Introduction

Recent changes in energy markets and policy have created expectations of rising demand for biofuel crops. The 2007-08 run-up of oil prices pulled up demand for ethanol (and with it corn grain) to record levels. The 2007 Energy Independence and Security Act mandates progressive increases in the blending of ethanol and advanced biofuels into the national transportation fuel supply up to a level of 36 billion gallons annually by the year 2022. In Michigan, the 2008 Renewable Portfolio Standard requires that 10 percent of the state’s electrical energy supply come from renewable sources by 2015. Eligible renewable energy sources include biomass co-fired with coal. The Obama administration’s commitment late in 2009 to limit future U.S. greenhouse gas emissions can be expected to add further to demand for renewable fuels.

Although prospects for future biofuel demand look bright, farmers considering conversion of land to biofuel crop production face many uncertainties. Markets for biofuel crops are absent or just getting started. Price volatility patterns are unclear, but they are likely to differ from those in current crop commodity markets because of links to fossil fuel markets. Most of the cellulosic bioenergy crops are not commonly grown, so it will take time for growers to learn best agronomic practices and for plant breeders to develop good varieties for bioenergy yield. Also, most of these crops are perennials that take 2 or more years to reach mature yield. So crop growers face investment and cash flow risks different from those for annual crops. Many analysts expect to see new contracts designed to help producers and buyers of biofuel feedstocks manage these risks.
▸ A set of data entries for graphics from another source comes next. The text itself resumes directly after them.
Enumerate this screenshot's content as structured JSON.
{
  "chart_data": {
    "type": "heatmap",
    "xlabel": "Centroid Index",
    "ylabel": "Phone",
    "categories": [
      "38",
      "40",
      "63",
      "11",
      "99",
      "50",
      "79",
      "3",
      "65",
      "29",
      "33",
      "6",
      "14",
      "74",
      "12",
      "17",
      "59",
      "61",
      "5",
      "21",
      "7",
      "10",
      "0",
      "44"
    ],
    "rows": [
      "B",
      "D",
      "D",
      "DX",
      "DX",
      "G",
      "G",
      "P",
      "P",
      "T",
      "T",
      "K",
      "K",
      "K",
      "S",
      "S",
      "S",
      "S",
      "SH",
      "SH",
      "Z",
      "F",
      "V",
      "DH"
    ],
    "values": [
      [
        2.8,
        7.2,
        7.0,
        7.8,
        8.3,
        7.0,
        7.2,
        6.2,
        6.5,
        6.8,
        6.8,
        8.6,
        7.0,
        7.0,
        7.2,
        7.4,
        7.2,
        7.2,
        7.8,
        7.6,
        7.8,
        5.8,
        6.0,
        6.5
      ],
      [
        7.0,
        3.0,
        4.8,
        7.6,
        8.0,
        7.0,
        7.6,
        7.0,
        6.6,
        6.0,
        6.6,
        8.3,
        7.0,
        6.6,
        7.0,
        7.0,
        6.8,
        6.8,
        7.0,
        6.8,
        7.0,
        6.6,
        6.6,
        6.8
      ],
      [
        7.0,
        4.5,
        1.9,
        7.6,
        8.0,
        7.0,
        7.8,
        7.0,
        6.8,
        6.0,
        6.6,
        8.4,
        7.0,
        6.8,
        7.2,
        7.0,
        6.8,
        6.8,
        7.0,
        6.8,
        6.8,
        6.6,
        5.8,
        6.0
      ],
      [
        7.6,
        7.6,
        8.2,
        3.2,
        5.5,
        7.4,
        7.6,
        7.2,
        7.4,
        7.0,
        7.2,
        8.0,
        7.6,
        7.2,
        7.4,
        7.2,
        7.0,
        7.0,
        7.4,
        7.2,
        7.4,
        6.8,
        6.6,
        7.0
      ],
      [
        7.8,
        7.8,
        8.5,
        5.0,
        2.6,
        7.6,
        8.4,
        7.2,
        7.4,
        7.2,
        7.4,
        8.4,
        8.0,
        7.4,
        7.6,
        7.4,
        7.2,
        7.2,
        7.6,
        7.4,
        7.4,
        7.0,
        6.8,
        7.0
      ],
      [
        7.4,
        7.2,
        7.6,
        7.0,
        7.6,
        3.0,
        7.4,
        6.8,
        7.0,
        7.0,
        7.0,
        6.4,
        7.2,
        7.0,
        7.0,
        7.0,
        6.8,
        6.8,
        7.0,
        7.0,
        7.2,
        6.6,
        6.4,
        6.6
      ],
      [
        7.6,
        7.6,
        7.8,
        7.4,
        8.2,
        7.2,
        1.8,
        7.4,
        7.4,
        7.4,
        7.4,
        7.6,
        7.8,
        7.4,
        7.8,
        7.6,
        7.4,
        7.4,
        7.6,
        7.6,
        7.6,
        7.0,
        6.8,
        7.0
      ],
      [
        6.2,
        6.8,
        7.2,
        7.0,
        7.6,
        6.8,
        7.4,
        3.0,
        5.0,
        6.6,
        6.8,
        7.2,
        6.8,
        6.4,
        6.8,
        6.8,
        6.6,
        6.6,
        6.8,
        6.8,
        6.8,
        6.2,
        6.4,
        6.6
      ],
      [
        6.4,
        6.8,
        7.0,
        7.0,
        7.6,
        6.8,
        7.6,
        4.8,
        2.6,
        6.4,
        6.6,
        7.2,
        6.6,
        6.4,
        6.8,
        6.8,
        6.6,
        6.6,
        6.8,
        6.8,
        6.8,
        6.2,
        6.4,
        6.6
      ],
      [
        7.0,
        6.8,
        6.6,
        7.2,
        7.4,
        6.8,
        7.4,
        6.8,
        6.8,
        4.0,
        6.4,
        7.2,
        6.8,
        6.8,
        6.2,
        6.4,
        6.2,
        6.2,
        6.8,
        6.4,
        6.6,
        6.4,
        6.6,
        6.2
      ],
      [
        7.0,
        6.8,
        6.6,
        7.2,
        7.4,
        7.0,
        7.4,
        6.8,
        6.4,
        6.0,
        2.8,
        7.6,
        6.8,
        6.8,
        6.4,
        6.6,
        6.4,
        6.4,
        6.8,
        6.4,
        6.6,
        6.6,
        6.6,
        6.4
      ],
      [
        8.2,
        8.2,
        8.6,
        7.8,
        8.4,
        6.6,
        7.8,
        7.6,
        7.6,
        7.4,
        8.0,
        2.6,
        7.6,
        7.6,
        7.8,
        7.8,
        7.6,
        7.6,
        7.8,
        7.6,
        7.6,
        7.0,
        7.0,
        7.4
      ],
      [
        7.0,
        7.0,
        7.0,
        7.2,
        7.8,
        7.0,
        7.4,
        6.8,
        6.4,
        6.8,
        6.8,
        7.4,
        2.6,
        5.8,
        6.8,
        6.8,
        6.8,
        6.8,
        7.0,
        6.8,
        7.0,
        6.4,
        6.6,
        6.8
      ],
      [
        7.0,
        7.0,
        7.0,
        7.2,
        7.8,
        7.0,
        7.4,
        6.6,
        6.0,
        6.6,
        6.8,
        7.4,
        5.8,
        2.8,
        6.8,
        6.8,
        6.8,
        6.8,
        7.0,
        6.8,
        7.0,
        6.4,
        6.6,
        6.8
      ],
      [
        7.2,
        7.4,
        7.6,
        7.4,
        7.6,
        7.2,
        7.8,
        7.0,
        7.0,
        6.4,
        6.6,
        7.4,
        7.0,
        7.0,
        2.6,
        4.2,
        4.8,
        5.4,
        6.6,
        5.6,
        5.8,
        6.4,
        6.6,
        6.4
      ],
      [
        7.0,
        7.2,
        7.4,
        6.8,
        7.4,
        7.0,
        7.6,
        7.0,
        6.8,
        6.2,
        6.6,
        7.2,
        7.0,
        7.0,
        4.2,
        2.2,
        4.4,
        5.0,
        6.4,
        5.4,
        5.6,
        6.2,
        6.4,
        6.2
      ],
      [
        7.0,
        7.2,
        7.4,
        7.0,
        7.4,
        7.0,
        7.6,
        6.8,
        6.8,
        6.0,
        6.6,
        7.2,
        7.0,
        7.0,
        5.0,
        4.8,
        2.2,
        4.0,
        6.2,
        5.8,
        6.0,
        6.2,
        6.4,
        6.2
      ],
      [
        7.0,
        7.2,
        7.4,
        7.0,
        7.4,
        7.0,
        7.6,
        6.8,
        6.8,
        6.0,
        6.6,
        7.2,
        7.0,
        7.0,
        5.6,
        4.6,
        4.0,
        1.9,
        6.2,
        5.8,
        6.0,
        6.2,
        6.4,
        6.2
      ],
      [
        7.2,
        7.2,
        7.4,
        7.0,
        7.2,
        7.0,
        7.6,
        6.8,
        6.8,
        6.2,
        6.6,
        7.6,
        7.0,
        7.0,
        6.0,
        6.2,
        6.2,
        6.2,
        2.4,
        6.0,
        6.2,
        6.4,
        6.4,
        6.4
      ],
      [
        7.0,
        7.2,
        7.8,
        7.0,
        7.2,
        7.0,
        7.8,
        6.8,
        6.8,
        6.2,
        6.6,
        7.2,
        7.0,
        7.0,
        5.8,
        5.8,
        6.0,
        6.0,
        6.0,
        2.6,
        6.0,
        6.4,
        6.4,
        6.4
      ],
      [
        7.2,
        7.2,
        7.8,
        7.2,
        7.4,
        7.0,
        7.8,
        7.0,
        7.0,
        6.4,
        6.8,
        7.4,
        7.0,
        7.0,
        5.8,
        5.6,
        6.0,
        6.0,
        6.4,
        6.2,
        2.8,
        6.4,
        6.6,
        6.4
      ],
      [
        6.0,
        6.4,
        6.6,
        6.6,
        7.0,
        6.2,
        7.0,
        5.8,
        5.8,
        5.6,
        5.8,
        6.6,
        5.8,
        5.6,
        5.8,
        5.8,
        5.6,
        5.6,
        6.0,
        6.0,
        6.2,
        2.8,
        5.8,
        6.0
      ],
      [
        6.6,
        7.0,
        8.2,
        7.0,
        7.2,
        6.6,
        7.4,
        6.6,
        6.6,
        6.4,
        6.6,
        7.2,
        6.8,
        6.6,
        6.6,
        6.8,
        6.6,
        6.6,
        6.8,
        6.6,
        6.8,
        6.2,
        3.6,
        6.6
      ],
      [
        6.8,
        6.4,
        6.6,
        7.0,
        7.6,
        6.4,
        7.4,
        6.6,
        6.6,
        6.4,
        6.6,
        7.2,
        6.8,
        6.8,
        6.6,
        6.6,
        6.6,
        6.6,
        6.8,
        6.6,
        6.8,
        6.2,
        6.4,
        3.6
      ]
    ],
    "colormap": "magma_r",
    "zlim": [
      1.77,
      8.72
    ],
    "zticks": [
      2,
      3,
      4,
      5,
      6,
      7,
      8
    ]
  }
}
The purpose of this bulletin is to explore the price and yield conditions under which alternative cellulosic bioenergy crops could become profitable enough to replace existing crops. It provides a framework for evaluating alternative crops that are potential biomass feedstocks for either co-firing or cellulosic ethanol production. Residues from the production of corn grain – cobs and stalks – make corn a promising candidate. Tallgrass crops such as switchgrass and miscanthus also show potential as high-volume production systems. Mixed stands of native grasses and restored prairies can provide significant quantities of biomass while offering improved wildlife habitat and increased biodiversity. Finally, hybrid poplar may produce comparable yields to native grasses and could be suitable for areas that will not support profitable grass production.
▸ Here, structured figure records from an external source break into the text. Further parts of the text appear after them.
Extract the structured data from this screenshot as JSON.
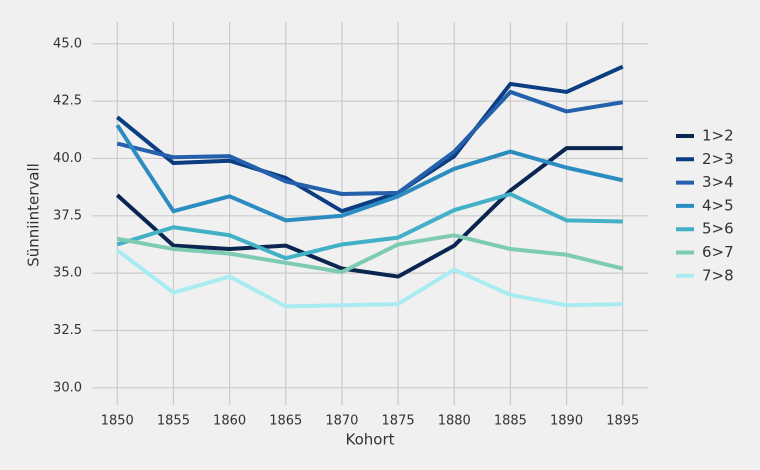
{
  "chart_data": {
    "type": "line",
    "x": [
      1850,
      1855,
      1860,
      1865,
      1870,
      1875,
      1880,
      1885,
      1890,
      1895
    ],
    "xlabel": "Kohort",
    "ylabel": "Sünniintervall",
    "xlim": [
      1847.75,
      1897.25
    ],
    "ylim": [
      29.25,
      45.95
    ],
    "xticks": [
      1850,
      1855,
      1860,
      1865,
      1870,
      1875,
      1880,
      1885,
      1890,
      1895
    ],
    "yticks": [
      {
        "value": 30,
        "label": "30.0"
      },
      32.5,
      {
        "value": 35,
        "label": "35.0"
      },
      37.5,
      {
        "value": 40,
        "label": "40.0"
      },
      42.5,
      {
        "value": 45,
        "label": "45.0"
      }
    ],
    "grid": true,
    "legend": "right",
    "series": [
      {
        "name": "1>2",
        "color": "#0a2550",
        "values": [
          38.4,
          36.2,
          36.05,
          36.2,
          35.2,
          34.85,
          36.2,
          38.6,
          40.45,
          40.45
        ]
      },
      {
        "name": "2>3",
        "color": "#0b3d80",
        "values": [
          41.8,
          39.8,
          39.9,
          39.15,
          37.7,
          38.5,
          40.1,
          43.25,
          42.9,
          44.0
        ]
      },
      {
        "name": "3>4",
        "color": "#2560ac",
        "values": [
          40.65,
          40.05,
          40.1,
          39.0,
          38.45,
          38.5,
          40.3,
          42.9,
          42.05,
          42.45
        ]
      },
      {
        "name": "4>5",
        "color": "#2a8cc0",
        "values": [
          41.45,
          37.7,
          38.35,
          37.3,
          37.5,
          38.35,
          39.55,
          40.3,
          39.6,
          39.05
        ]
      },
      {
        "name": "5>6",
        "color": "#42b0c6",
        "values": [
          36.25,
          37.0,
          36.65,
          35.65,
          36.25,
          36.55,
          37.75,
          38.45,
          37.3,
          37.25
        ]
      },
      {
        "name": "6>7",
        "color": "#7ecbb4",
        "values": [
          36.5,
          36.05,
          35.85,
          35.45,
          35.05,
          36.25,
          36.65,
          36.05,
          35.8,
          35.2
        ]
      },
      {
        "name": "7>8",
        "color": "#a8ecf2",
        "values": [
          36.0,
          34.15,
          34.85,
          33.55,
          33.6,
          33.65,
          35.15,
          34.05,
          33.6,
          33.65
        ]
      }
    ]
  }
}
There are many factors for a farmer to consider before dedicating land to bioenergy crop production. Questions worth asking before planting a biofuel crop include: Do I have access to a reliable market? Do I need to invest in additional equipment or labor to plant, harvest or handle biomass? What is my cost of production? Which energy crop species fit my situation? What are the potential yield and price I need for a biofuel crop to be at least as profitable as my current crop?

This bulletin focuses on the last question and examines three measures of profitability. The first is a direct comparison of current crop profitability, based on partial enterprise budgets of annualized expenses. This provides a performance baseline for cash flow and potential net revenue. The second method is a comparative break-even price analysis that incorporates the opportunity cost of giving up earnings from continuous corn into the profitability calculation on switching to other biomass crops. This analysis calculates the price needed for a dedicated biomass crop to be as profitable as growing continuous corn and harvesting both grain and 38 percent of stover. Finally, a comparative break-even yield analysis shows the biomass yield level necessary to make a biofuel crop equally profitable to continuous corn.